Les Oubliés, malgré leur liberté retrouvée, s’accrochent à une seule idée : qu’on vienne les sauver. Ce qui veut dire retourner esclaves. Expliquez-nous les raisons de ce choix ?
Tout simplement parce que les conditions de vie étaient invivables avec un soleil et un vent permanent, des cyclones, le fracas insupportable de la mer car il était permanent, une nourriture sans diversité, le manque d’eau potable, l’exiguïté de leur territoire, les maladies impossibles à guérir, la neurasthénie, etc.
La vie sur cette ile déserte est parfaitement retranscrite. Avez-vous lu des rapports sur de tels sujets ?
Je me suis documenté dans trois directions : l’esclavagisme au XVIIIe siècle, les mœurs et coutumes des Malgaches et les rapports de trois campagnes de fouilles menées par le Gran (Groupement de recherches en archéologie navale).
Dans ce roman, le sens de la vie apparaît à chaque page, dans chaque histoire de ces rescapés, qui tombent les uns après les autres.
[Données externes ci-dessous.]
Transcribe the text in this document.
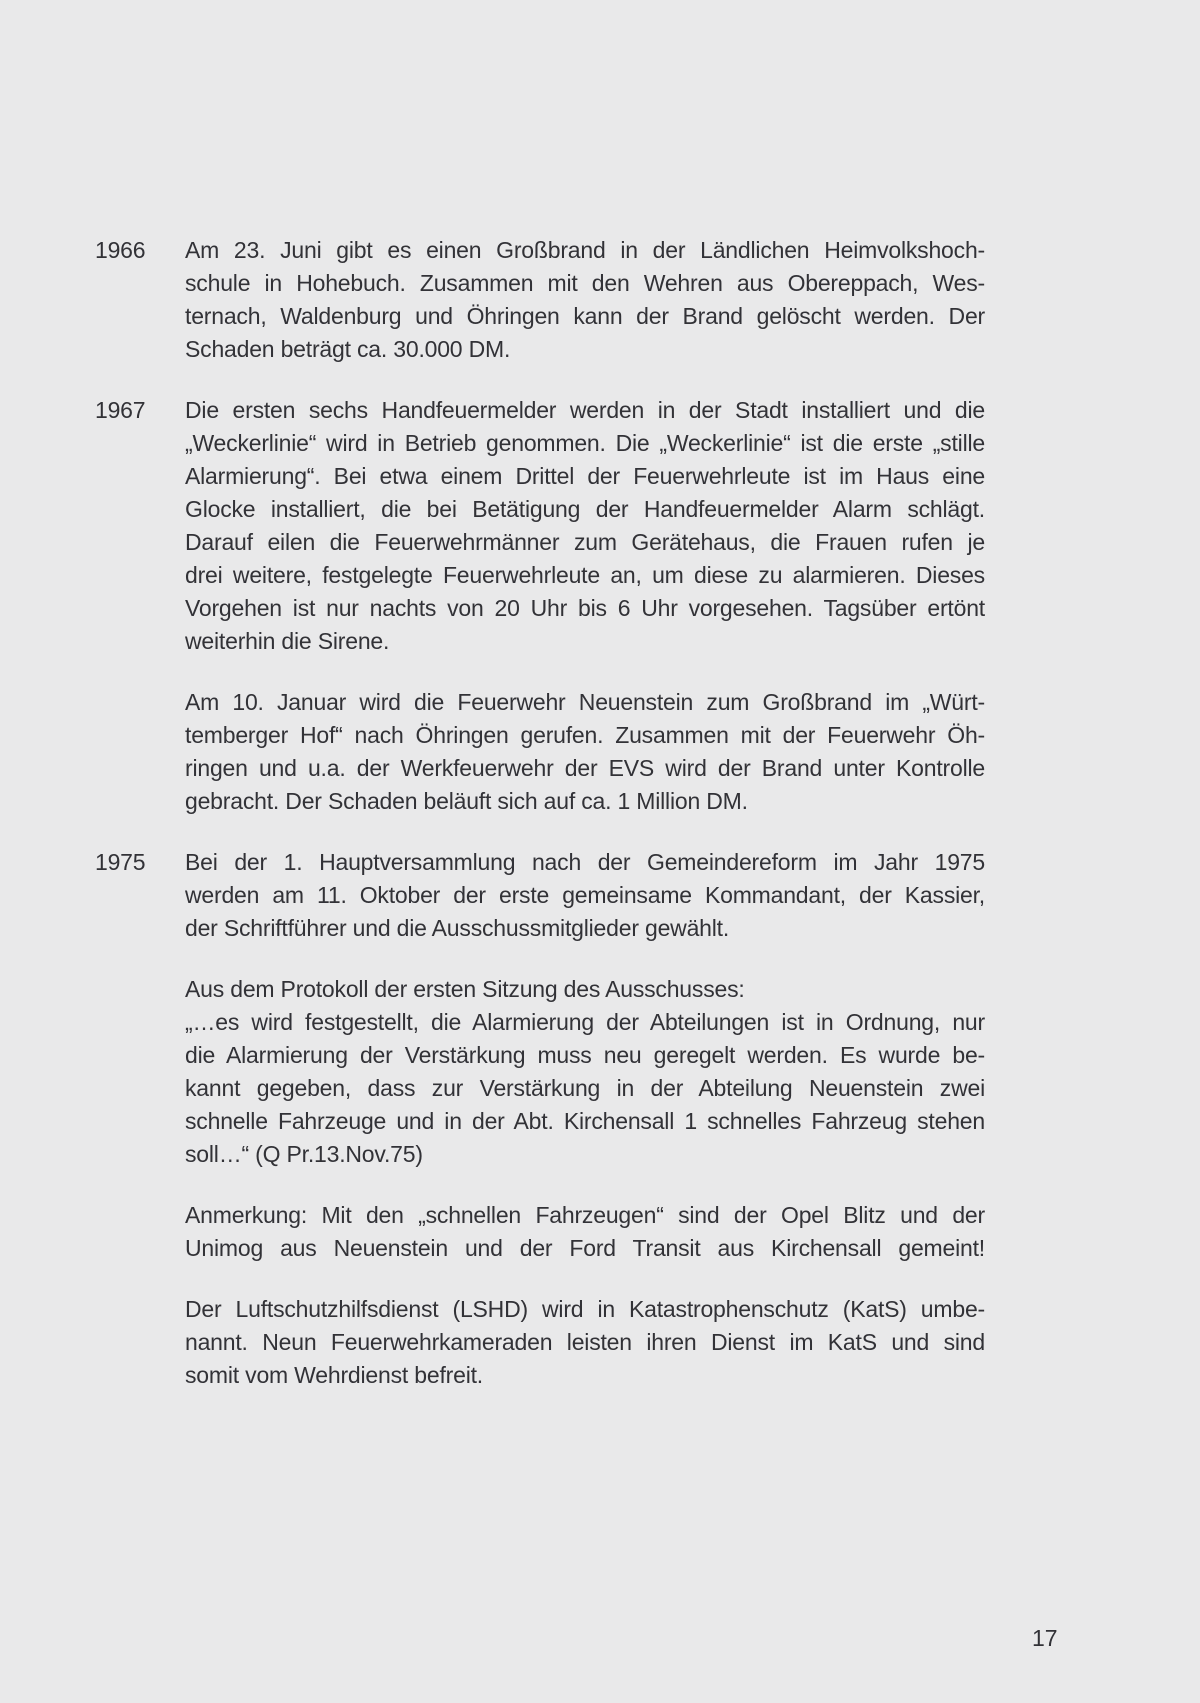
1966	Am 23. Juni gibt es einen Großbrand in der Ländlichen Heimvolkshoch-
schule in Hohebuch. Zusammen mit den Wehren aus Obereppach, Wes-
ternach, Waldenburg und Öhringen kann der Brand gelöscht werden. Der
Schaden beträgt ca. 30.000 DM.
1967	Die ersten sechs Handfeuermelder werden in der Stadt installiert und die
„Weckerlinie“ wird in Betrieb genommen. Die „Weckerlinie“ ist die erste „stille
Alarmierung“. Bei etwa einem Drittel der Feuerwehrleute ist im Haus eine
Glocke installiert, die bei Betätigung der Handfeuermelder Alarm schlägt.
Darauf eilen die Feuerwehrmänner zum Gerätehaus, die Frauen rufen je
drei weitere, festgelegte Feuerwehrleute an, um diese zu alarmieren. Dieses
Vorgehen ist nur nachts von 20 Uhr bis 6 Uhr vorgesehen. Tagsüber ertönt
weiterhin die Sirene.
Am 10. Januar wird die Feuerwehr Neuenstein zum Großbrand im „Würt-
temberger Hof“ nach Öhringen gerufen. Zusammen mit der Feuerwehr Öh-
ringen und u.a. der Werkfeuerwehr der EVS wird der Brand unter Kontrolle
gebracht. Der Schaden beläuft sich auf ca. 1 Million DM.
1975	Bei der 1. Hauptversammlung nach der Gemeindereform im Jahr 1975
werden am 11. Oktober der erste gemeinsame Kommandant, der Kassier,
der Schriftführer und die Ausschussmitglieder gewählt.
Aus dem Protokoll der ersten Sitzung des Ausschusses:
„…es wird festgestellt, die Alarmierung der Abteilungen ist in Ordnung, nur
die Alarmierung der Verstärkung muss neu geregelt werden. Es wurde be-
kannt gegeben, dass zur Verstärkung in der Abteilung Neuenstein zwei
schnelle Fahrzeuge und in der Abt. Kirchensall 1 schnelles Fahrzeug stehen
soll…“ (Q Pr.13.Nov.75)
Anmerkung: Mit den „schnellen Fahrzeugen“ sind der Opel Blitz und der
Unimog aus Neuenstein und der Ford Transit aus Kirchensall gemeint!
Der Luftschutzhilfsdienst (LSHD) wird in Katastrophenschutz (KatS) umbe-
nannt. Neun Feuerwehrkameraden leisten ihren Dienst im KatS und sind
somit vom Wehrdienst befreit.
17
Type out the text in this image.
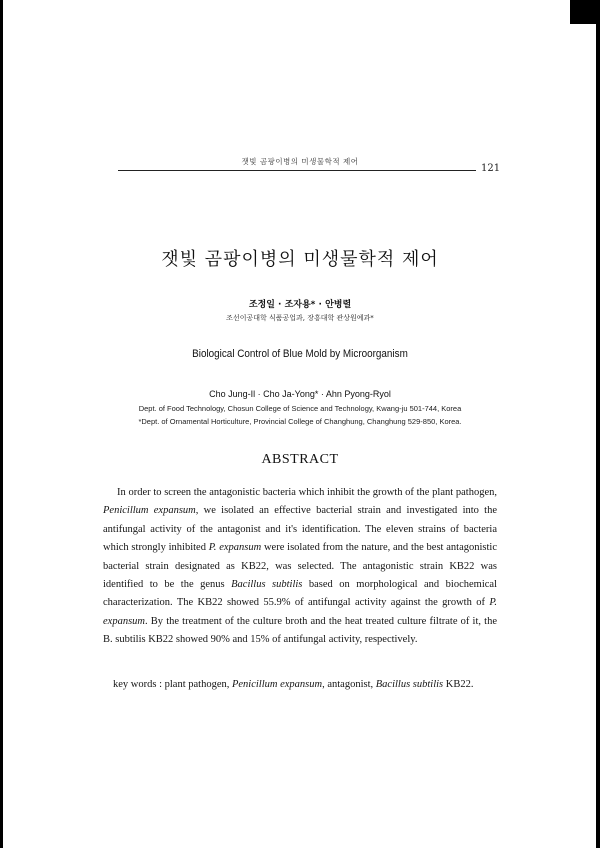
잿빛 곰팡이병의 미생물학적 제어
121
잿빛 곰팡이병의 미생물학적 제어
조정일 · 조자용* · 안병렬
조선이공대학 식품공업과, 장흥대학 관상원예과*
Biological Control of Blue Mold by Microorganism
Cho Jung-Il · Cho Ja-Yong* · Ahn Pyong-Ryol
Dept. of Food Technology, Chosun College of Science and Technology, Kwang-ju 501-744, Korea
*Dept. of Ornamental Horticulture, Provincial College of Changhung, Changhung 529-850, Korea.
ABSTRACT

In order to screen the antagonistic bacteria which inhibit the growth of the plant pathogen, Penicillum expansum, we isolated an effective bacterial strain and investigated into the antifungal activity of the antagonist and it's identification. The eleven strains of bacteria which strongly inhibited P. expansum were isolated from the nature, and the best antagonistic bacterial strain designated as KB22, was selected. The antagonistic strain KB22 was identified to be the genus Bacillus subtilis based on morphological and biochemical characterization. The KB22 showed 55.9% of antifungal activity against the growth of P. expansum. By the treatment of the culture broth and the heat treated culture filtrate of it, the B. subtilis KB22 showed 90% and 15% of antifungal activity, respectively.

key words : plant pathogen, Penicillum expansum, antagonist, Bacillus subtilis KB22.
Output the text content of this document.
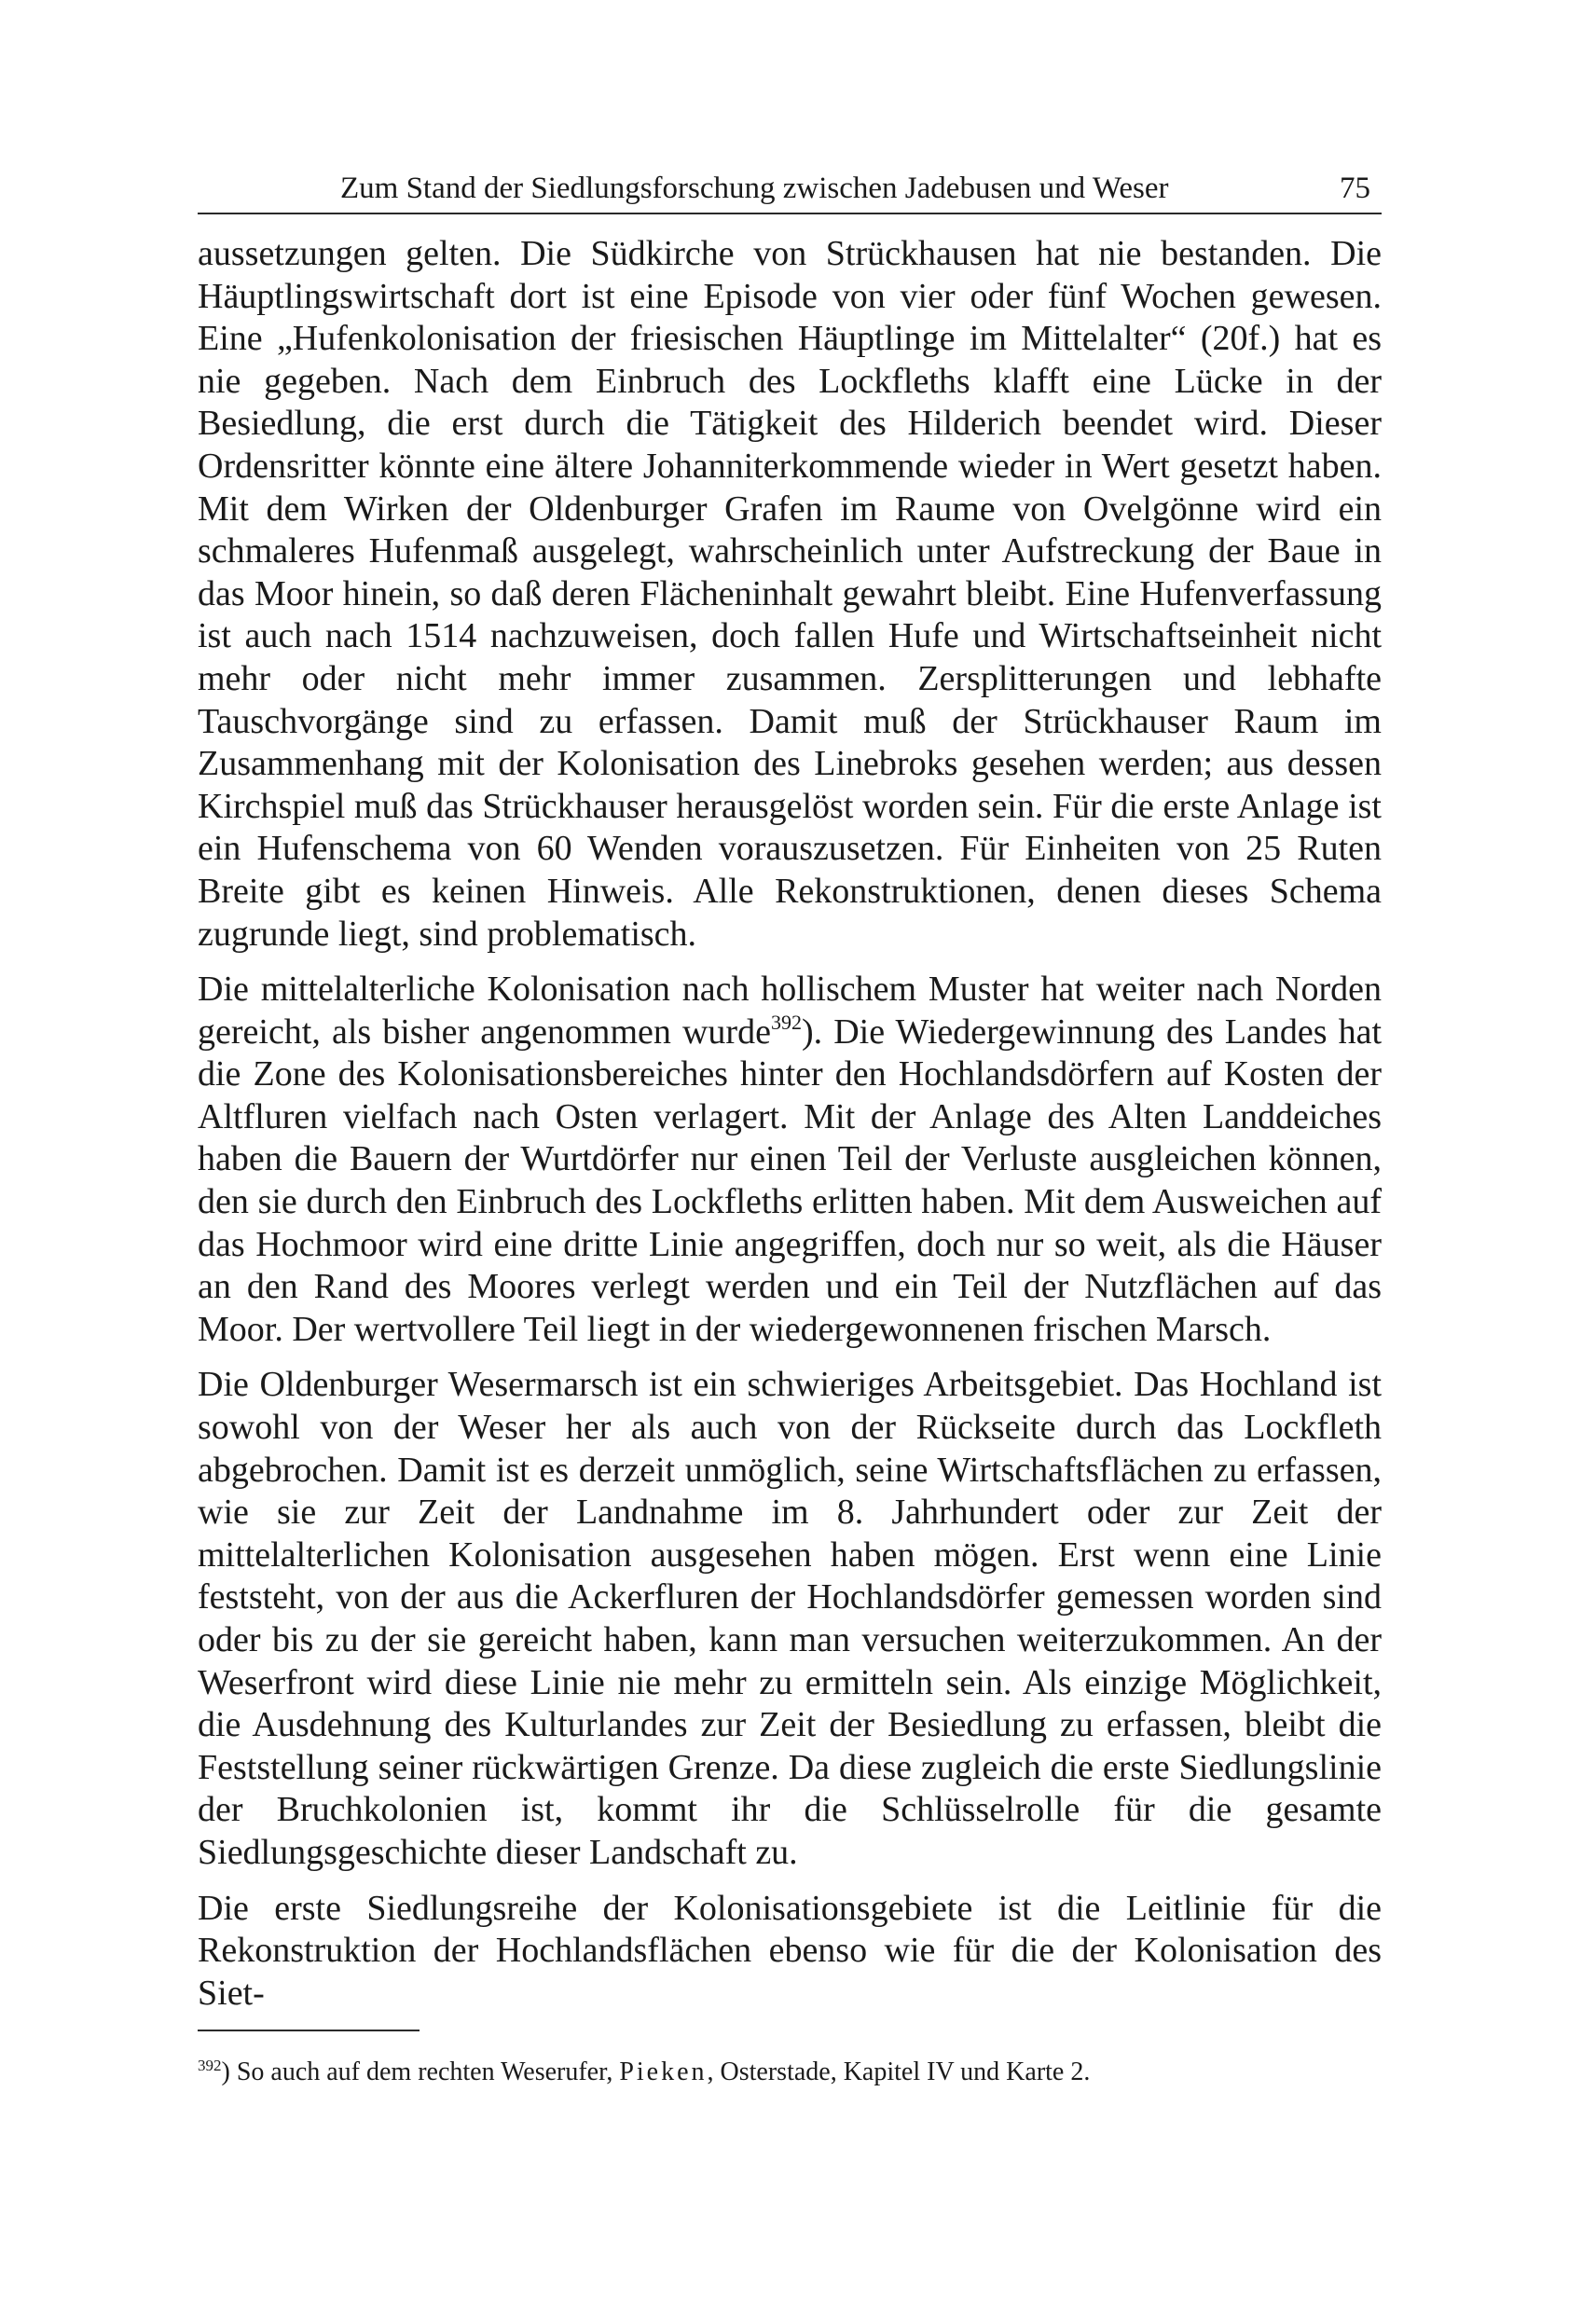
Zum Stand der Siedlungsforschung zwischen Jadebusen und Weser	75

aussetzungen gelten. Die Südkirche von Strückhausen hat nie bestanden. Die Häuptlingswirtschaft dort ist eine Episode von vier oder fünf Wochen gewesen. Eine „Hufenkolonisation der friesischen Häuptlinge im Mittelalter“ (20f.) hat es nie gegeben. Nach dem Einbruch des Lockfleths klafft eine Lücke in der Besiedlung, die erst durch die Tätigkeit des Hilderich beendet wird. Dieser Ordensritter könnte eine ältere Johanniterkommende wieder in Wert gesetzt haben. Mit dem Wirken der Oldenburger Grafen im Raume von Ovelgönne wird ein schmaleres Hufenmaß ausgelegt, wahrscheinlich unter Aufstreckung der Baue in das Moor hinein, so daß deren Flächeninhalt gewahrt bleibt. Eine Hufenverfassung ist auch nach 1514 nachzuweisen, doch fallen Hufe und Wirtschaftseinheit nicht mehr oder nicht mehr immer zusammen. Zersplitterungen und lebhafte Tauschvorgänge sind zu erfassen. Damit muß der Strückhauser Raum im Zusammenhang mit der Kolonisation des Linebroks gesehen werden; aus dessen Kirchspiel muß das Strückhauser herausgelöst worden sein. Für die erste Anlage ist ein Hufenschema von 60 Wenden vorauszusetzen. Für Einheiten von 25 Ruten Breite gibt es keinen Hinweis. Alle Rekonstruktionen, denen dieses Schema zugrunde liegt, sind problematisch.

Die mittelalterliche Kolonisation nach hollischem Muster hat weiter nach Norden gereicht, als bisher angenommen wurde$^{392}$). Die Wiedergewinnung des Landes hat die Zone des Kolonisationsbereiches hinter den Hochlandsdörfern auf Kosten der Altfluren vielfach nach Osten verlagert. Mit der Anlage des Alten Landdeiches haben die Bauern der Wurtdörfer nur einen Teil der Verluste ausgleichen können, den sie durch den Einbruch des Lockfleths erlitten haben. Mit dem Ausweichen auf das Hochmoor wird eine dritte Linie angegriffen, doch nur so weit, als die Häuser an den Rand des Moores verlegt werden und ein Teil der Nutzflächen auf das Moor. Der wertvollere Teil liegt in der wiedergewonnenen frischen Marsch.

Die Oldenburger Wesermarsch ist ein schwieriges Arbeitsgebiet. Das Hochland ist sowohl von der Weser her als auch von der Rückseite durch das Lockfleth abgebrochen. Damit ist es derzeit unmöglich, seine Wirtschaftsflächen zu erfassen, wie sie zur Zeit der Landnahme im 8. Jahrhundert oder zur Zeit der mittelalterlichen Kolonisation ausgesehen haben mögen. Erst wenn eine Linie feststeht, von der aus die Ackerfluren der Hochlandsdörfer gemessen worden sind oder bis zu der sie gereicht haben, kann man versuchen weiterzukommen. An der Weserfront wird diese Linie nie mehr zu ermitteln sein. Als einzige Möglichkeit, die Ausdehnung des Kulturlandes zur Zeit der Besiedlung zu erfassen, bleibt die Feststellung seiner rückwärtigen Grenze. Da diese zugleich die erste Siedlungslinie der Bruchkolonien ist, kommt ihr die Schlüsselrolle für die gesamte Siedlungsgeschichte dieser Landschaft zu.

Die erste Siedlungsreihe der Kolonisationsgebiete ist die Leitlinie für die Rekonstruktion der Hochlandsflächen ebenso wie für die der Kolonisation des Siet-

$^{392}$) So auch auf dem rechten Weserufer, Pieken, Osterstade, Kapitel IV und Karte 2.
Que retenez-vous de leur vie ?
Je retiens un ennui les tuant plus que les maladies ainsi que le sentiment d’une grande injustice nourri par le ressentiment à l’encontre des Blancs qui les ont oubliés.
Comment êtes-vous sorti de l’écriture d’un livre aussi fort ?
J’avais commencé par écrire un court-métrage qui n’a jamais été tourné puis une pièce de théâtre qui n’a jamais été montée. Et comme j’étais hanté par cette histoire, j’ai profité de deux mois répit dans mes activités d’écriture pour me lancer dans ce roman. Une fois terminé, j’ai eu l’impression d’un aboutissement et rapidement, cette espèce d’obsession s’est évaporée. Ce qui n’empêche pas son retour désormais avec la publication de ce livre !
Propos recueillis par Pascal Hébert
Les Oubliés, de Gérald Massé aux éditions Ella. 262 pages. 19 €.